続く2ndアルバムからの「アゲハ」では高校生がドラムを担当。「女性のリズムがほしかった」と荒木。1stアルバム冒頭に収録されていた「Our Loves」は、楽器を置いた高校生達の合唱から始まり、サックス・ソロ、フィドル・ソロが合間に差し込まれるアレンジで華やかに生まれ変わっていた。

10曲目に3rdの最後を飾る「よろこびのうた」、2nd収録の「Magic & Lip」としっとりした曲が続いたと思えば一転、険しい冬山のような映像が映し出され、轟音が響く中、新作ミニアルバムから白眉の曲「たべるうた」が始まる。

勇壮なホーン・セクションから、深谷雄一の機械のように正確なドラム・ループへ。 続くは管庸至のギター、Happy今枝のパーカッション主体の人力ループミュージック、3rdからの「CATCH」。この2曲の流れは全体のハイライトの一つだった。

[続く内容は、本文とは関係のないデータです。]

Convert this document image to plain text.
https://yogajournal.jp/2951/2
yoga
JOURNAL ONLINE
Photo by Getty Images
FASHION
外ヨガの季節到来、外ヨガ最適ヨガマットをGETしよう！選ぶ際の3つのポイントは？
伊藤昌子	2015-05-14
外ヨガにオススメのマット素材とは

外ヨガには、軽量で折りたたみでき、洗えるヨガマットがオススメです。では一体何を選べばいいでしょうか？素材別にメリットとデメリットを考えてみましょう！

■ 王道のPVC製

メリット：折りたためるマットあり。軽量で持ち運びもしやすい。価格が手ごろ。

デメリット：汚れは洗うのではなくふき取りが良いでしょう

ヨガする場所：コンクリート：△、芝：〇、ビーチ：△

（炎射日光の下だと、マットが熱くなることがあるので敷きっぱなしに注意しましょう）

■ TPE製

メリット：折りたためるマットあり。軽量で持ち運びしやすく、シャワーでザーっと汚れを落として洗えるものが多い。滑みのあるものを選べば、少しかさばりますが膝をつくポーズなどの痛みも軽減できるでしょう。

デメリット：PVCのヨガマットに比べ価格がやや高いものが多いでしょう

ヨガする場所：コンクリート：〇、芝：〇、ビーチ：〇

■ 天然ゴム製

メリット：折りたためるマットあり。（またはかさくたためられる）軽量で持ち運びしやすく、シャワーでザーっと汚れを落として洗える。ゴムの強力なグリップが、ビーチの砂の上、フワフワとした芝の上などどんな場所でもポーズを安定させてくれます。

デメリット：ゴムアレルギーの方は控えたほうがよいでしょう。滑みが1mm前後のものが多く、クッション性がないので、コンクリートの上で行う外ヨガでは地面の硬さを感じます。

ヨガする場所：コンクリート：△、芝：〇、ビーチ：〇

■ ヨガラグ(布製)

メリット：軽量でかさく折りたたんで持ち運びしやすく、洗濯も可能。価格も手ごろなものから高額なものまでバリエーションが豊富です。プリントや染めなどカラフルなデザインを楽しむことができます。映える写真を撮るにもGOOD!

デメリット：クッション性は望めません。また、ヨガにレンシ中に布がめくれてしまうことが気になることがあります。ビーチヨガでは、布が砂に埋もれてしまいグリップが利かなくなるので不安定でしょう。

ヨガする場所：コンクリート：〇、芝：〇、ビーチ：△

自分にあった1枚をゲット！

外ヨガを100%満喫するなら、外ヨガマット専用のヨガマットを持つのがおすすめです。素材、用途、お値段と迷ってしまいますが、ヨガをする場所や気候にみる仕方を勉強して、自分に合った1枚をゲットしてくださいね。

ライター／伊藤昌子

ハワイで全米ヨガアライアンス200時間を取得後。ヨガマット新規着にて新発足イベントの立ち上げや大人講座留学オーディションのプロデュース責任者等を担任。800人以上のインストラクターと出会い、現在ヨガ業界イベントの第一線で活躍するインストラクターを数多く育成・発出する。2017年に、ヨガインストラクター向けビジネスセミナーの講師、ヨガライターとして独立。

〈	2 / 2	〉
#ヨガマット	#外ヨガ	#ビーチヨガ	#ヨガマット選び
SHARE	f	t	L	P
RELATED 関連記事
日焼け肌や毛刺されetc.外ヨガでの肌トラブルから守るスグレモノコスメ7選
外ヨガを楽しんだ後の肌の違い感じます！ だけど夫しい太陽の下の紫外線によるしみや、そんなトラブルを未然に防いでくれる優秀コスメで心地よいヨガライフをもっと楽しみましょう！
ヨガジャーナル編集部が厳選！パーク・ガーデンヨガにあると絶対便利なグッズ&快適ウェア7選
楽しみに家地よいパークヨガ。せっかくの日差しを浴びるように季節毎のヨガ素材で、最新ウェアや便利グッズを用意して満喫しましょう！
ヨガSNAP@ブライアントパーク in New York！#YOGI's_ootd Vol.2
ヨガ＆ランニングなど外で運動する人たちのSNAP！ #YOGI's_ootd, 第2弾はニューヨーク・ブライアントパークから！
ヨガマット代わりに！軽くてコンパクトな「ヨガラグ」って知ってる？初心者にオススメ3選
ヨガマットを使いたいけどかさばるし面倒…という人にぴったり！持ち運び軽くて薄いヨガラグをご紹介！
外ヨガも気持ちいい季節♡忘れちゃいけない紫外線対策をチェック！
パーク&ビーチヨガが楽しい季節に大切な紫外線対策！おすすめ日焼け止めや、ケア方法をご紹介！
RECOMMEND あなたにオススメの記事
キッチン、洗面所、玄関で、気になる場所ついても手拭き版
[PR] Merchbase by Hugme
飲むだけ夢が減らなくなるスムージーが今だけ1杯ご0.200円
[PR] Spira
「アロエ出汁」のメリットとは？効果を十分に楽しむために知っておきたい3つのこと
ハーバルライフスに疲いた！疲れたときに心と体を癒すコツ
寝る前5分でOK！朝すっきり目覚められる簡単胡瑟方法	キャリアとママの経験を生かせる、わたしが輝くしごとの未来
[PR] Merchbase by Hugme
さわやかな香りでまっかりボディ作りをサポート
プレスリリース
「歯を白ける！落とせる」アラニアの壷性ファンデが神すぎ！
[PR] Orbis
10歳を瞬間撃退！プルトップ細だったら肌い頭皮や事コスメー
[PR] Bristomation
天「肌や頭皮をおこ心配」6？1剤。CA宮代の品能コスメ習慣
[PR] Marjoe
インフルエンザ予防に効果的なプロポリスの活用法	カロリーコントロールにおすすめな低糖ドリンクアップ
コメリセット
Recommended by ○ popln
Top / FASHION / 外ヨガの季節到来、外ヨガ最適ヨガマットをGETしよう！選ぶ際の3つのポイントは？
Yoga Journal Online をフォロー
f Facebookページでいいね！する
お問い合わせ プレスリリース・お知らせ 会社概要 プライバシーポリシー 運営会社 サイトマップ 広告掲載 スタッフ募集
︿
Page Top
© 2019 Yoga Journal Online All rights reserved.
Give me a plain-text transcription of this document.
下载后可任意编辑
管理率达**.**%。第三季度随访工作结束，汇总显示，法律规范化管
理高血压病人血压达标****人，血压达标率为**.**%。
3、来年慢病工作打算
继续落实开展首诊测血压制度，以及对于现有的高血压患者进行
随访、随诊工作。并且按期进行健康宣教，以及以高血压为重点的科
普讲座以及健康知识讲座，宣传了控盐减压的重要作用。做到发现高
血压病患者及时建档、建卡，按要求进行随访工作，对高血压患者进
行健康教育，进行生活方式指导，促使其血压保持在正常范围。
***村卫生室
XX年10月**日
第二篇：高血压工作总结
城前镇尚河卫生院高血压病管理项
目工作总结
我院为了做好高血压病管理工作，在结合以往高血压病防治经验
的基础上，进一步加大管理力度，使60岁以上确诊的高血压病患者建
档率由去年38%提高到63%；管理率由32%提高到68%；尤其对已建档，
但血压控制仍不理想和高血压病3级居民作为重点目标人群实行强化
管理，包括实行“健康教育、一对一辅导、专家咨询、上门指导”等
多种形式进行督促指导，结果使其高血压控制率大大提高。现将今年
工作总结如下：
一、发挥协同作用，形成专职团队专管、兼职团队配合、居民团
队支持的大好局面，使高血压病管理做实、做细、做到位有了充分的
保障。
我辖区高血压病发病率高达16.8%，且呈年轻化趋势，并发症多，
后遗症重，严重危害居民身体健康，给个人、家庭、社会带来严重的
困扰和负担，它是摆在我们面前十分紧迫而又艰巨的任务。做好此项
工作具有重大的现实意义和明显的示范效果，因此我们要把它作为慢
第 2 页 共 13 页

いよいよ本編ラスト14曲目でヴォーカル深谷が締めのMC。

「1度きりのコンサートと言いましたが、本来どのコンサートも、その瞬間、瞬間、一度しかないものです。音楽は生き物だと思います。(吹奏楽部の)生徒たちに自分だけの『THE DANCE WE DO』を感じてほしいと伝えてきましたが、来てくれた皆さんも何か特別なものを持ち帰ってほしいです」

と語り、彼女自身大好きで大事に歌ってきたという曲。セカンドからの「Whisper’s fellow」が始まる。

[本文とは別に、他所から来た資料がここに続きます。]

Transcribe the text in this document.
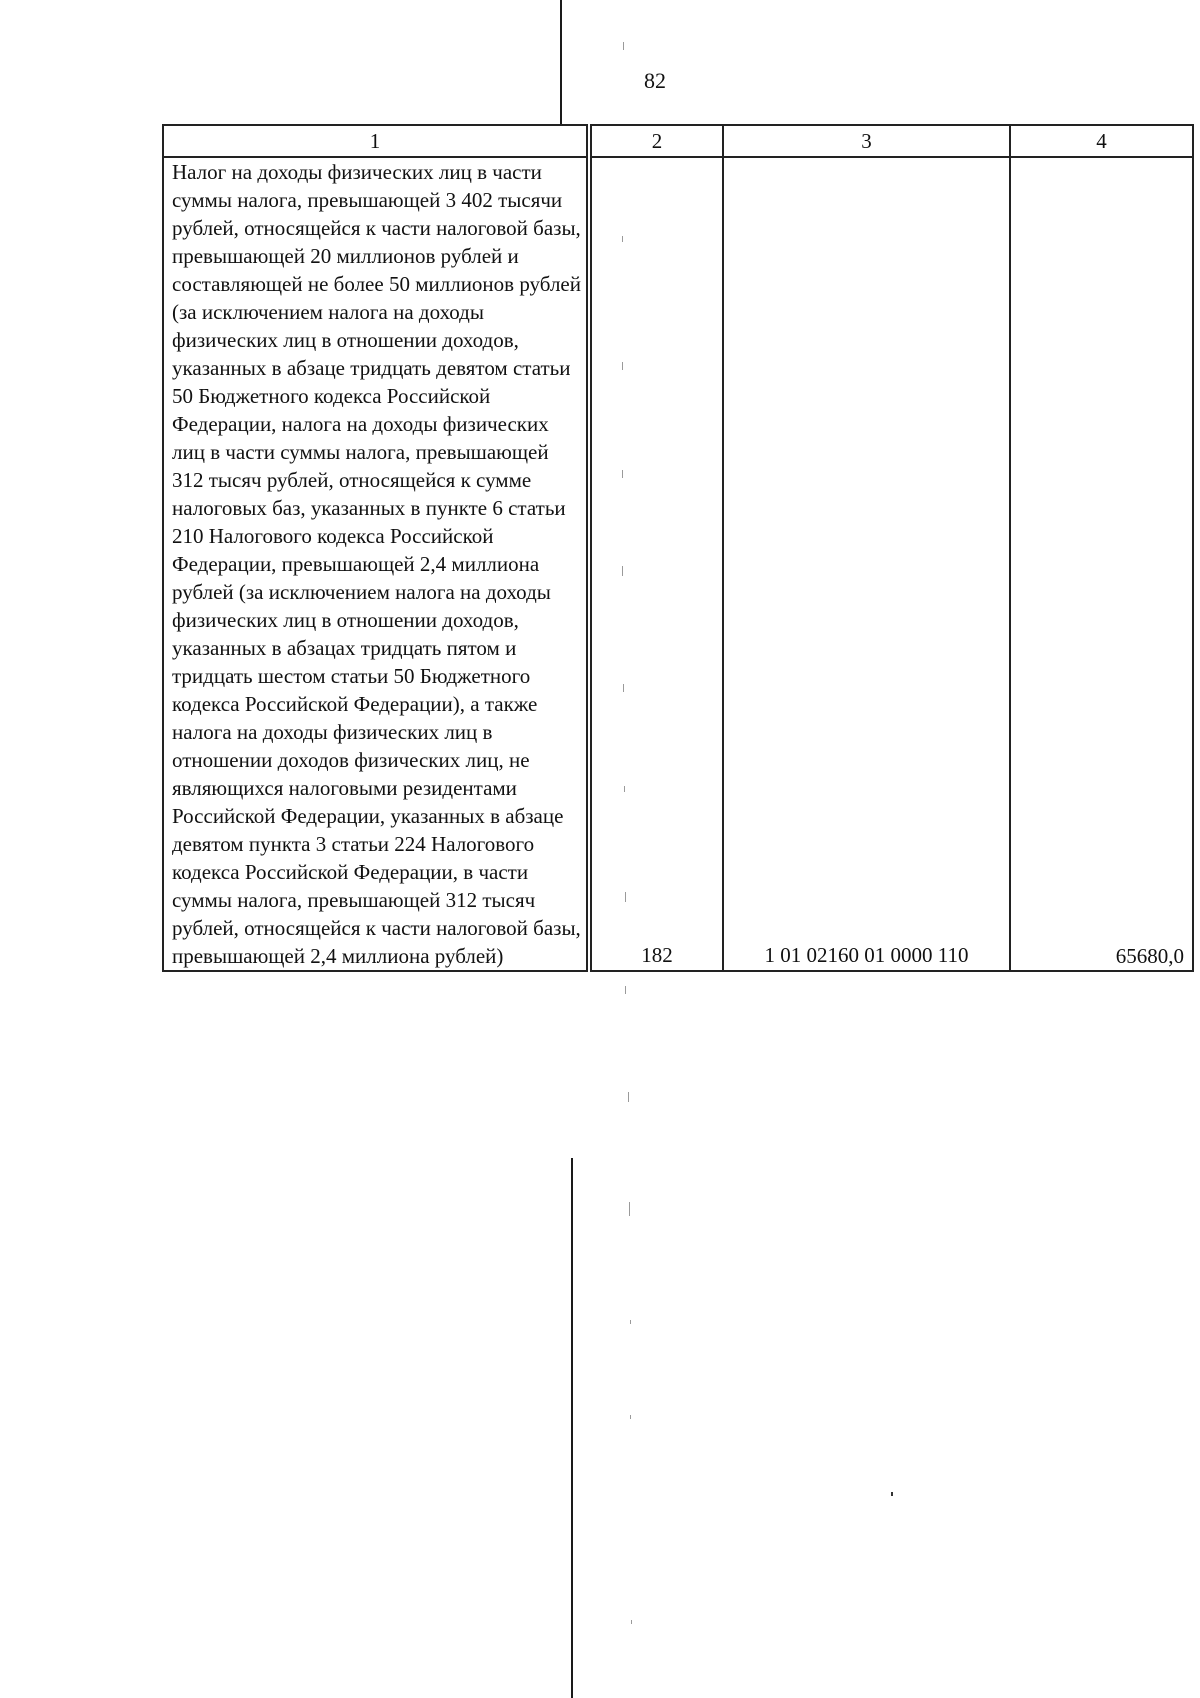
82
1	2	3	4
Налог на доходы физических лиц в части суммы налога, превышающей 3 402 тысячи рублей, относящейся к части налоговой базы, превышающей 20 миллионов рублей и составляющей не более 50 миллионов рублей (за исключением налога на доходы физических лиц в отношении доходов, указанных в абзаце тридцать девятом статьи 50 Бюджетного кодекса Российской Федерации, налога на доходы физических лиц в части суммы налога, превышающей 312 тысяч рублей, относящейся к сумме налоговых баз, указанных в пункте 6 статьи 210 Налогового кодекса Российской Федерации, превышающей 2,4 миллиона рублей (за исключением налога на доходы физических лиц в отношении доходов, указанных в абзацах тридцать пятом и тридцать шестом статьи 50 Бюджетного кодекса Российской Федерации), а также налога на доходы физических лиц в отношении доходов физических лиц, не являющихся налоговыми резидентами Российской Федерации, указанных в абзаце девятом пункта 3 статьи 224 Налогового кодекса Российской Федерации, в части суммы налога, превышающей 312 тысяч рублей, относящейся к части налоговой базы, превышающей 2,4 миллиона рублей)	182	1 01 02160 01 0000 110	65680,0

アンコールではLLamaのギター/ヴォーカル吉岡哲志が加わりLLama街としての曲「クロニックモノクローム」。客席から手拍子が巻き起こり、ヴォーカル深谷の合図でステージに顧問の先生が現れ叩いた銅鑼が会場全体に響き渡る。お祭りは最高潮。

レミ街の3人は客席を練り歩き、各地で拍手喝さい。LLama街でもう1曲、しめやかな「ひより坂」をへてアンコール・ラスト、悠情のフィドルが華麗なソロを聴かせる「Country Calling」では最後のサプライズ。彼の仲間、悠情楽団ベレー帽’sが加わり、フィドルとフラメンコでお祭りはフィナーレ。

悠情のキャッチフレーズ、「バイオリンは歌う、(北欧楽器としての)フィドルは踊る」の通り、総立ちの観客で巨大ダンスホールとなった中村文化小劇場は、その日何度目かの沸点を迎えていた。